Qui sont ceux que le Covid-19 tue ?

L'observatoire de l'Agence régionale de santé d'Île-de-France publie un rapport sur le profil des victimes du Covid-19. La région comptabilise 18% de la population française et concentre 43 % des formes graves de Coronavirus enregistrées en France.

Quelles populations ont été les plus touchées par le coronavirus ? Selon une étude de l’observatoire de l’Agence régionale de santé d’Île-de-France, révélée par Le Parisien, c’est en Seine-Saint-Denis que le Covid-19 a été le plus mortel (+ 118%). En comparaison avec l’année précédente, le département compte deux fois plus de morts en mars 2020 qu’en mars 2019.

En deuxième position,  les Hauts-de-Seine, avec une augmentation de la surmortalité de 102%. Paris, le Val-de-Marne et le Val-d’Oise ont connu des augmentations respectives de 93%, 94% et 90%. En revanche, la surmortalité n’a pas augmenté de plus de 50% dans les Yvelines, l’Essonne et la Seine-et-Marne.

Des travailleurs plus à risque que d’autres

Les métiers dits “de contacts” sont particulièrement à risque en terme de contamination. Selon l’étude, la Seine-Saint-Denis a été particulièrement touchée car il existe dans le département 12% de “travailleurs clés” — autrement dit des employés qui ne peuvent pas recourir au télétravail — contre 7% dans la capitale. En cause : le département compte le plus de caissiers et vendeurs (18,7 %), nettoyeurs (25,2 %) facteurs (16,5 %), livreurs (21,6 %) et conducteurs de transports en commun (22,8 %) de toute la région.

La profession n’est pas le seul facteur de mortalité, puisque la Seine-et-Marne, le département le moins meurtri par le virus, compte aussi beaucoup de “travailleurs clés” (11%). Les Hauts-de-Seine, département fortement touché par le virus, en compte 8%.

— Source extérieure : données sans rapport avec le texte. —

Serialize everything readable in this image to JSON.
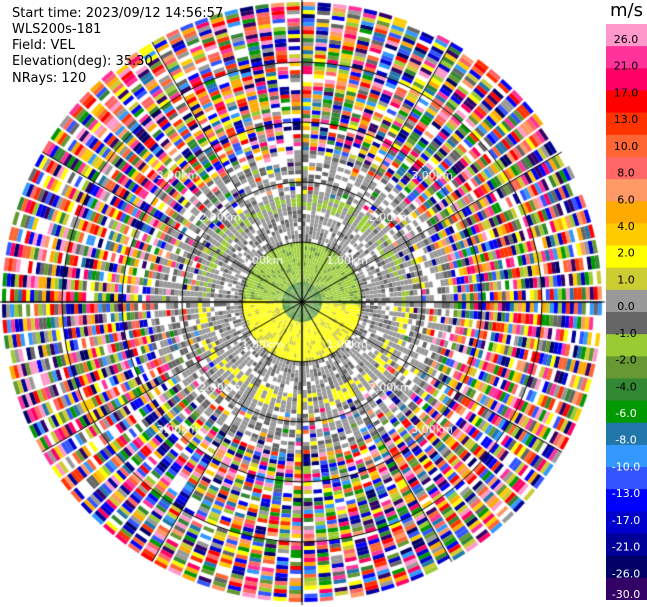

Une forte densité de population augmente les risques de propagation du virus 

La Seine-Saint-Denis et les Hauts-de-Seine partagent un point commun : une densité de population inférieure à la moyenne nationale. Dans le 93, plus du tiers de la population habite un logement avec moins d’une pièce par personne. C’est autant de cages d’escaliers, d’ascenseurs et de portes que se partagent les habitants. Autre facteur de propagation du virus dans les habitats collectifs : les familles ne possèdent pas de jardins privatifs et sont contraints de rester dans une petite surface fermée, pendant une grande partie de la journée.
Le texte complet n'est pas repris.